Gewaltschutz: Nationalrat fasst einstimmig Entschluss für 100 zusätzliche Betreuungsplätze

Wien (PK) – Grundsätzliche Einigkeit bestand heute im Nationalrat über den Bedarf des Ausbaus von Notunterkünften für von Gewalt betroffene Frauen. Der entsprechenden Initiative der Koalitionsparteien auf Schaffung von 100 zusätzlichen Betreuungsplätzen stimmte die Opposition zu, vermeldete jedoch deutliche Bedenken wegen fehlender budgetärer Dotierung. SPÖ, NEOS und Liste PILZ blieben mit einem Abänderungsantrag, dafür ausreichend budgetäre Mittel durch interne Umschichtung im Budget des Bundeskanzleramts bereits am 1. September 2018 bereitzustellen, in der Minderheit.
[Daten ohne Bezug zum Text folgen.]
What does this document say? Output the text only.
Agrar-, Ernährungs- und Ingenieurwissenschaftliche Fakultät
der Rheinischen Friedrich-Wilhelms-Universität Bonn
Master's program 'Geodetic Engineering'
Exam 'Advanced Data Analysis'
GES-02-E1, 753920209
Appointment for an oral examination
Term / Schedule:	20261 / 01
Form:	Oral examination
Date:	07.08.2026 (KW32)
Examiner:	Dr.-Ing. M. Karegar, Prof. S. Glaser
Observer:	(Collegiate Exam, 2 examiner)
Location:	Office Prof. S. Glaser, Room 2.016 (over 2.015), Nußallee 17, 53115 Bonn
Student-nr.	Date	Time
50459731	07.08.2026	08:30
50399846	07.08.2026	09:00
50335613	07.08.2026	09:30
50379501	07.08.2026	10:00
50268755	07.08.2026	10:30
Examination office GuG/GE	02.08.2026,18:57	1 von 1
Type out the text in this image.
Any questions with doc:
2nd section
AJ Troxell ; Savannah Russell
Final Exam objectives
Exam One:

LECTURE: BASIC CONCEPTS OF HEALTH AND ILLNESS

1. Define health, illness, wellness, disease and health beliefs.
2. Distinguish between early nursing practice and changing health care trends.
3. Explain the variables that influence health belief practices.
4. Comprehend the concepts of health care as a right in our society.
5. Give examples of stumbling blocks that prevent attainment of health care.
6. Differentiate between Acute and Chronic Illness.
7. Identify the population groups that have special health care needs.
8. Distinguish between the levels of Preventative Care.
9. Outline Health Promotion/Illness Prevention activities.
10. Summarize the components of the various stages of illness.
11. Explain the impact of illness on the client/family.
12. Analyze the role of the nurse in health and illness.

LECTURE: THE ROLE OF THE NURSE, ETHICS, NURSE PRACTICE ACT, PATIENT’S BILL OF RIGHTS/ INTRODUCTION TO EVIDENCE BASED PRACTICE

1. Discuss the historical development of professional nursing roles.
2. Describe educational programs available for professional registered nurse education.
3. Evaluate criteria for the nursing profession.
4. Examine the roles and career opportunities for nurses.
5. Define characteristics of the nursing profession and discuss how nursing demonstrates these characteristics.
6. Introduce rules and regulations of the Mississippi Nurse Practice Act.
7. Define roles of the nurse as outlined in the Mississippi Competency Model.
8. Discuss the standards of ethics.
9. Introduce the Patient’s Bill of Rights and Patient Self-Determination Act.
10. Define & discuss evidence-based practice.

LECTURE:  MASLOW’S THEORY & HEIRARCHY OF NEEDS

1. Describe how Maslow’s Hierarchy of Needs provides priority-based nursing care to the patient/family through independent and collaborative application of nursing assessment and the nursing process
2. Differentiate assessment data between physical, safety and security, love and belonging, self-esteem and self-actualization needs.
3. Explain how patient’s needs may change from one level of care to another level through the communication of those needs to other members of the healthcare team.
Im gemeinsamen Entschließungsantrag appellieren Carmen Jeitler-Cincelli (ÖVP) und Carmen Schimanek (FPÖ) an Frauenministerin Juliane Bogner-Strauß, 100 neue Betreuungsplätze zu schaffen und den Opferschutz bedarfsgerecht auszubauen. Für Carmen Jeitler-Cincelli, die sich bei allen Fraktionen für den gemeinsamen Weg bedankte, kommen mit den 100 Plätzen unter dieser Bundesregierung so viele wie nie zuvor dazu. Österreich beweise immer wieder, dass der Schutz vor Gewalt ein sehr wichtiges Anliegen ist, unterstrich ihre Fraktionskollegin Johanna Jachs. Damit der Opferschutz bedarfsgerecht ausgebaut werden kann, werde nun erhoben, wo der Bedarf genau bestehe. Zudem werde in Prävention investiert, auch Strafverschärfungen seien ein Thema.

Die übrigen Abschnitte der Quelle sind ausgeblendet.